Table 2. Comparison of distinguishing morphological characters of known Schusteria species.

	S. littorea	S. marina n. sp.	S. melanomerus	S. ugraseni	S. nagisa	S. saxea
Geographic occurrence	WA	WA	SEA	SEA	SJI	SJI
Body length (µm)	370–415	357–394	275–305	331–334	337–365	340–366
Lamellar ridges	Absent	Absent	Absent	Absent	Present	Present
Sensillus/shape/length	Clavate	Clavate	Clavate	Clavate	Lanceolate	Clavate
	Short	Short	Normal	Normal	Normal	Normal
Dorsosejugal suture	Incomplete	Incomplete	Incomplete	Incomplete	Incomplete	Complete*
Notogastral setae	15	15	14, c2 absent	15	15	15
Position of im	Between c3 & la	Between c3 & la	Next to la	Next to la	Next to lm	Between la & lm
Position of gla	Next to la	Between La & lm	Anterior to im	Posterior to im	?	Anterior to im
Pair of epimeral ridges	Faint	Faint	Absent	Absent	Absent	Absent
Median sternal ridge	Absent	Present	Absent	Absent	Absent	Absent
Position of seta 3b	Aligned with 4b	Aligned with 4b	Aligned with 4b	Aligned with 4b	Lateral	Lateral
Pairs of genital setae	3	3	3	3	3	3
Iad orientation	Transverse	Transverse	Transverse	Longitudinal	Transverse	Transverse
Pairs of adanal setae	3	3	2	2	3	2
Pairs of anal setae	1	1	2	2	1	1
Teeth on claws	1 Ventral	1 Ventral	1 Ventral	1 Ventral	1 Dorsal	1 Dorsal

WA = Western Atlantic, SEA = South East Africa, SJI = Southwest Japanese Islands; ? = no data available; * = alternative character state possible according to authors. Character states given in bold are unique to a specific geographic area. Data taken from literature (Grandjean 1968; Marshall and Pugh 2000; Karasawa and Aoki 2005).
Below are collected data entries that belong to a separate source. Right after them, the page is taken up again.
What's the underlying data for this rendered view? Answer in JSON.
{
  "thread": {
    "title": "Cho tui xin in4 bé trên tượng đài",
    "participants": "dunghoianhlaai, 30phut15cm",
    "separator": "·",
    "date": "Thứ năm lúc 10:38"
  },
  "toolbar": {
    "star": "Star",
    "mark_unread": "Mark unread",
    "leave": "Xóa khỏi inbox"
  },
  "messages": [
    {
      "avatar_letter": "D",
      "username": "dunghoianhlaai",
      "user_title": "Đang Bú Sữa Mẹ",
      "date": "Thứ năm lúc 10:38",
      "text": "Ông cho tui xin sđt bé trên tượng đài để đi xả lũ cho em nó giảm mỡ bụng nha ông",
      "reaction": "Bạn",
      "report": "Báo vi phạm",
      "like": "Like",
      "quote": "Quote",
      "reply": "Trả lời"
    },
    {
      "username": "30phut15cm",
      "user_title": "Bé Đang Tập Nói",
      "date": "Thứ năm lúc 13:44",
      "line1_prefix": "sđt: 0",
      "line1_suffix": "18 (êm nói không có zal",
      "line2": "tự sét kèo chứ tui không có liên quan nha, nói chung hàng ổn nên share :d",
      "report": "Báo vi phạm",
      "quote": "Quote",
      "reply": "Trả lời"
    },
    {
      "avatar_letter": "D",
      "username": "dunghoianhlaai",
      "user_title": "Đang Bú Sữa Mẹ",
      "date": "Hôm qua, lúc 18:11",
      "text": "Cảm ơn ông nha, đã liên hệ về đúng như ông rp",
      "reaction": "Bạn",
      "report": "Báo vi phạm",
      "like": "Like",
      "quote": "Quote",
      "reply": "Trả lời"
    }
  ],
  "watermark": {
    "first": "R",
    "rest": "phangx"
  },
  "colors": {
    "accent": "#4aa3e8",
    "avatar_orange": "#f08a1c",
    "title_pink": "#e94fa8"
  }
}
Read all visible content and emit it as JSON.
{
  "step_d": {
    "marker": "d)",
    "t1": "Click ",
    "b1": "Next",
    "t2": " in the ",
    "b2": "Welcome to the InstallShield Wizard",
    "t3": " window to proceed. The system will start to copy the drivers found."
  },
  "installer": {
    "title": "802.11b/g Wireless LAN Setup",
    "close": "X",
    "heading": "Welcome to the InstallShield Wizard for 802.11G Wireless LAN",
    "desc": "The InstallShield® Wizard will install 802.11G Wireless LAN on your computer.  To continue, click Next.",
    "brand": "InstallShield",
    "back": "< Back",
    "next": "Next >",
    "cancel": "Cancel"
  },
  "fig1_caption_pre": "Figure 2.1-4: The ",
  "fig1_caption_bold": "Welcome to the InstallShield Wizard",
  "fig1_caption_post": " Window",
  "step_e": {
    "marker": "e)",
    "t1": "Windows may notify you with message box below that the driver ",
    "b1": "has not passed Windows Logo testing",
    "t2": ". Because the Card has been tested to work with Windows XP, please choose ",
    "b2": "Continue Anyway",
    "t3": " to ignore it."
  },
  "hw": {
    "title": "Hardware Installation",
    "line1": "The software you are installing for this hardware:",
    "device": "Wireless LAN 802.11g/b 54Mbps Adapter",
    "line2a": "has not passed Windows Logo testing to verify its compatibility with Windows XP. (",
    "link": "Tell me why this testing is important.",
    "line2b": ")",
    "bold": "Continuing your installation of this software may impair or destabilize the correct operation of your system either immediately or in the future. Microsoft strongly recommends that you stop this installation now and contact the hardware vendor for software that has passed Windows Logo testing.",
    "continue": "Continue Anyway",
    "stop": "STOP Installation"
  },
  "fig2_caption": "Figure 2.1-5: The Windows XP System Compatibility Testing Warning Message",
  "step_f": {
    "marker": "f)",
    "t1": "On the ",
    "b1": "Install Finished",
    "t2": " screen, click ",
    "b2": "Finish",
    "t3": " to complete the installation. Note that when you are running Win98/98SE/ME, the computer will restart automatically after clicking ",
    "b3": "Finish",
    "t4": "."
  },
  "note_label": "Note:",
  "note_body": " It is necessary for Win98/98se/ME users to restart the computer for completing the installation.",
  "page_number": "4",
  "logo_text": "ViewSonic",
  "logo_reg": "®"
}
Second, certain morphological traits seem to be unique for species of a specific geographic region. To be more precise, species from a specific geographic region show at least one morphological trait that is not shared by species of the other areas. The Japanese S. nagisa and S. saxea exhibit obvious lamellar ridges, laterally positioned setae 3b and dorsal teeth on the claws, all traits unique among Schusteria species. The African S. melanomerus and S. ugraseni are both small and possess two pairs of anal setae instead of a single pair. The latter character is probably not restricted to a geographic area because Grandjean (1968) reported two undescribed Schusteria species, species B from Brazil and species C from the Pacific coast of El Salvador in Central America, both bearing two pairs of anal setae. The Western Atlantic S. littorea from Brazil and the Caribbean S. marina sp. nov. from the Lesser Antilles show short sensilli, their lyrifissures im are located between seta c₃ and la and they exhibit faint epimeral ridges, all these traits either differ or lack in the other Schusteria species. Accordingly, there are geographic morphotypes that show slightly different morphological evolutionary trends.

The faint epimeral ridges shown in the Western Atlantic species represent an especially interesting trait. Pfingstl and Schuster (2012) already stated that the ridges of S. littorea may be a precursory structure of the conspicuous ventral keels shown in the genus Carinozetes. Carinozetes is also known to be distributed in the Western Atlantic, especially in the Caribbean area (Pfingstl and Schuster 2014; Pfingstl et al. 2016), and thus there is a clear geographical link between these taxa. Consequently, it is assumable that a Schusteria clade with faint epimeral ridges evolved in the Western Atlantic and that an ancestor of this clade also gave birth to the keel bearing Carinozetes (Figure 5). However, relationships within Schusteria and beyond remain largely unclear until a thorough revision and molecular genetic study of the genus and its possible relatives is performed.

Acknowledgments

We want to thank Dr Serge Kreiter (Montpellier SupAgro, France) for giving us advice concerning our field trip to Martinique. Thanks also to Dr Clare Morall (St. George’s University, Grenada) and Justin Rennie (Ministry of Agriculture, Forestry and Fisheries, Grenada) for organisational help and support. This investigation was funded by the Austrian Science Fund (FWF) [P 28597].

Disclosure statement

No potential conflict of interest was reported by the authors.

Additional information

Funding

This work was supported by the Austrian Science Fund [P 28597].